Aku menanyakan kalimat tanya seperti di judul note itu di sebuah kesempatan ceramah yang diisi oleh seorang pejabat struktural yang juga seorang motivator. Aku , dan mungkin di sebagian orang kebanyakan, wajar saja menanyakan hal itu. Bagaimana tidak, dari serangkaian ceramah yang disampaikannya adalah tentang selalu berbuat baik, berpikir positif dan berprasangka baik dalam lingkungan pekerjaan yang note bene akan selalu dipenuhi dengan manusia dari berbagai karakter. Dan wajar juga pertanyaan itu aku sampaikan karena ada saatnya dimana kita sebagai manusia biasa menggerutu perihal perilaku seseorang yang senantiasa kita perlakukan dengan baik tapi mendapatkan feedback sebaliknya. Sering juga kita mengalami bahwa segala kebaikan kadang ditafsirkan terbalik dengan tujuan mulia kita. 
Tentu saja dari pertanyaan yang aku ajukan itu, tidak ada jawaban yang sesuai dengan keinginanku, dimana ia akan merasa lelah di suatu ketika, seperti halnya aku, atau beberapa orang lain yang mengalami hal serupa denganku. Jawabannya adalah tetap saja jawaban positif, yang tentu saja menurut pendapatku tidak mungkin dilakukan selain manusia setingkat dewa atau nabi, yang memang didesain Tuhan dengan segunung sabar dan seluas lautan prasangka baik. 

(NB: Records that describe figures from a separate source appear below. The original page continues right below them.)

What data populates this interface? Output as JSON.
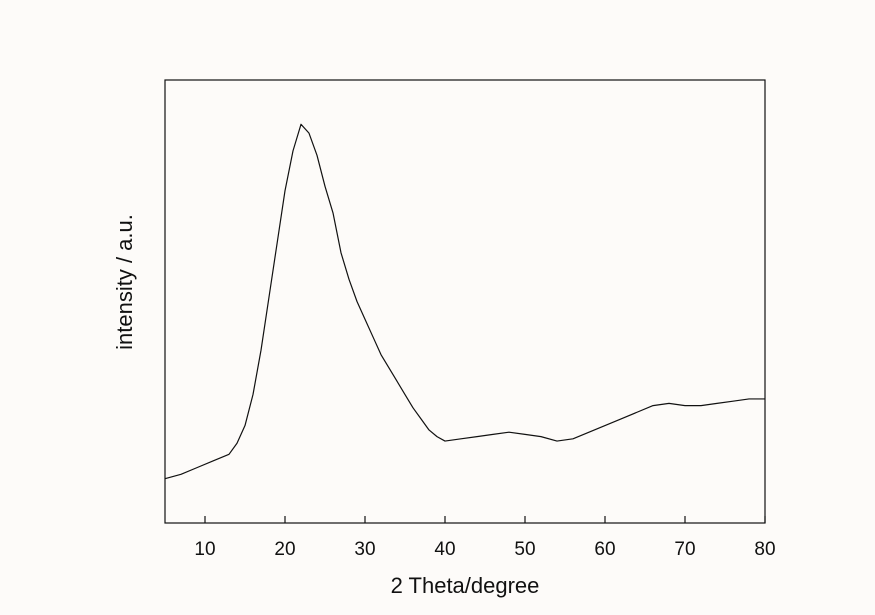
{
  "chart_data": {
    "type": "line",
    "title": "",
    "xlabel": "2 Theta/degree",
    "ylabel": "intensity / a.u.",
    "xlim": [
      5,
      80
    ],
    "ylim": [
      0,
      100
    ],
    "xticks": [
      10,
      20,
      30,
      40,
      50,
      60,
      70,
      80
    ],
    "yticks_shown": false,
    "grid": false,
    "legend": "none",
    "colors": {
      "line": "#111111",
      "axes": "#111111",
      "background": "#fdfbf9"
    },
    "series": [
      {
        "x": [
          5,
          7,
          9,
          11,
          13,
          14,
          15,
          16,
          17,
          18,
          19,
          20,
          21,
          22,
          23,
          24,
          25,
          26,
          27,
          28,
          29,
          30,
          31,
          32,
          33,
          34,
          35,
          36,
          37,
          38,
          39,
          40,
          42,
          44,
          46,
          48,
          50,
          52,
          54,
          56,
          58,
          60,
          62,
          64,
          66,
          68,
          70,
          72,
          74,
          76,
          78,
          80
        ],
        "values": [
          10,
          11,
          12.5,
          14,
          15.5,
          18,
          22,
          29,
          39,
          51,
          63,
          75,
          84,
          90,
          88,
          83,
          76,
          70,
          61,
          55,
          50,
          46,
          42,
          38,
          35,
          32,
          29,
          26,
          23.5,
          21,
          19.5,
          18.5,
          19,
          19.5,
          20,
          20.5,
          20,
          19.5,
          18.5,
          19,
          20.5,
          22,
          23.5,
          25,
          26.5,
          27,
          26.5,
          26.5,
          27,
          27.5,
          28,
          28
        ]
      }
    ]
  }
}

Aku tidak mencecarnya lebih jauh, bahkan ketika ada kesempatan bertatap muka berdua selepas acara ceramah itu. Aku lebih mencari dan memilih jawabanku sendiri. Aku lebih memilih tetap memberikan penilaian terbaik kepada beliau dan membiarkan sembari mendoakan agar beliau tetap sperti adanya sekarang, menebar aura positif kepada setiap orang dan kelompok yang ditemuinya langsung maupun melalui media ceramah.  Dan aku berdoa mudah-mudahan beliau diberikan kesehatan dan tidak mengenal lelah dan tetap dalam sehat walafiat.
Aku percaya masih banyak juga insan-insan dengan tipikal seperti itu bertebaran di bumi Alloh. Insan yang senantiasa menyeru kepada kebaikan dan tentu saja berbuat kebaikan, dengan tidak mengenal kata lelah. Lelah bagi insan-insan ini hanya akan mengurangi semangat mereka, karena memang demikian teladan yang diterima dari rasul Muhammad SAW. Kelelahan yang hanya mereka harapkan balasannya kelak di akhirat.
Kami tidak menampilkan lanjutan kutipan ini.